Inspired by his feelings for Mary and his happiness from having a family, Danny begins to write new songs, and he books a one-night performance at a small club. However, when the audience demands that he play his old material, Danny loses his nerve and gives a rote performance. Ashamed, he resumes doing drugs, damaging his relationship with Mary and his family. Tom confronts him, causing Danny to angrily reveal Tom's leukemia diagnosis, something of which Samantha had not been aware. Feeling betrayed, Tom tells Danny never to bother his family again.
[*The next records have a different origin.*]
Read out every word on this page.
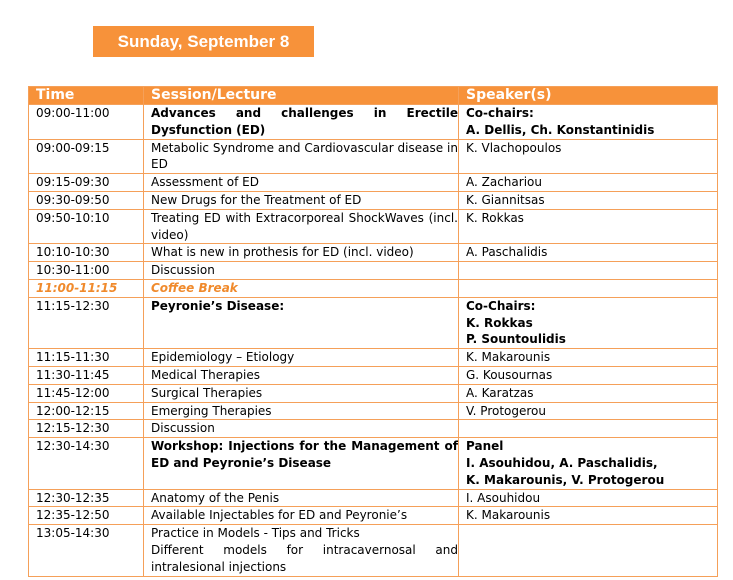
Sunday, September 8
Time	Session/Lecture	Speaker(s)
09:00-11:00	Advances and challenges in Erectile Dysfunction (ED)	Co-chairs:
A. Dellis, Ch. Konstantinidis

09:00-09:15	Metabolic Syndrome and Cardiovascular disease in ED	K. Vlachopoulos

09:15-09:30	Assessment of ED	A. Zachariou

09:30-09:50	New Drugs for the Treatment of ED	K. Giannitsas

09:50-10:10	Treating ED with Extracorporeal ShockWaves (incl. video)	K. Rokkas

10:10-10:30	What is new in prothesis for ED (incl. video)	A. Paschalidis

10:30-11:00	Discussion	
11:00-11:15	Coffee Break	
11:15-12:30	Peyronie’s Disease:	Co-Chairs:
K. Rokkas
P. Sountoulidis

11:15-11:30	Epidemiology – Etiology	K. Makarounis

11:30-11:45	Medical Therapies	G. Kousournas

11:45-12:00	Surgical Therapies	A. Karatzas

12:00-12:15	Emerging Therapies	V. Protogerou

12:15-12:30	Discussion	
12:30-14:30	Workshop: Injections for the Management of ED and Peyronie’s Disease	Panel
I. Asouhidou, A. Paschalidis,
K. Makarounis, V. Protogerou

12:30-12:35	Anatomy of the Penis	I. Asouhidou

12:35-12:50	Available Injectables for ED and Peyronie’s	K. Makarounis

13:05-14:30	Practice in Models - Tips and Tricks
Different models for intracavernosal and intralesional injections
Danny learns from Frank that his finances are in danger due to his excessive habits, and that he needs to go on tour again. Danny goes to the hotel to mend his relationship with Mary. Tom is visited by Frank, who tells him that his father, despite many flaws, is a good man. Tom finds Danny waiting at the doctor's office so that he can hear his diagnosis. Danny reassures him that everything will be all right and says that the doctor always addresses him as "Mr. Donnelly" before giving him bad news and "Tom" before giving him good news. The doctor arrives, calling him "Tom".

==Background==
The story is based on a real-life situation in which John Lennon and Yoko Ono wrote a letter to the English folk singer Steve Tilston in 1971, but it remained unknown to him for 34 years. The real letter was signed "John + Yoko", while the letter in the movie was signed "John".

==Production==
In November 2010, Steve Carell was attached to star in the film, then titled Imagine, as the rocker's son, but he ultimately dropped out due to scheduling conflicts. In June 2011, Al Pacino was in discussions to star in the film. In October 2012, Jeremy Renner was announced as Carell's replacement, and Julianne Moore also joined the film. Both were eventually also replaced by Bobby Cannavale and Annette Bening, respectively.

Filming began in July 2013 in Los Angeles. The crew filmed a scene with Pacino during a concert of the band Chicago in Los Angeles. In November 2014, it was reported that the film had been retitled Danny Collins, and that Ryan Adams would compose the score with Theodore Shapiro. The film also switched distributors from Warner Bros. Pictures to Bleecker Street.

==Reception==
On Rotten Tomatoes, the film has an approval rating of 77%, based on 133 reviews, with an average rating of 6.44/10. The site's critical consensus reads: "Thanks to Al Pacino's stirring central performance — and excellent work from an esteemed supporting cast — Danny Collins manages to overcome its more predictable and heavy-handed moments to deliver a heartfelt tale of redemption." On Metacritic, the film has a score of 58 out of 100, based on 31 critics, indicating "mixed or average" reviews"

Entertainment Weeklys Chris Nashawaty named the film one of 2015's "overlooked gems".

In addition to Pacino's Golden Globe Award nomination, two of the film's original songs, "Don't Look Down" and "Hey Baby Doll", were long-listed for the 2015 Academy Award for Best Original Song.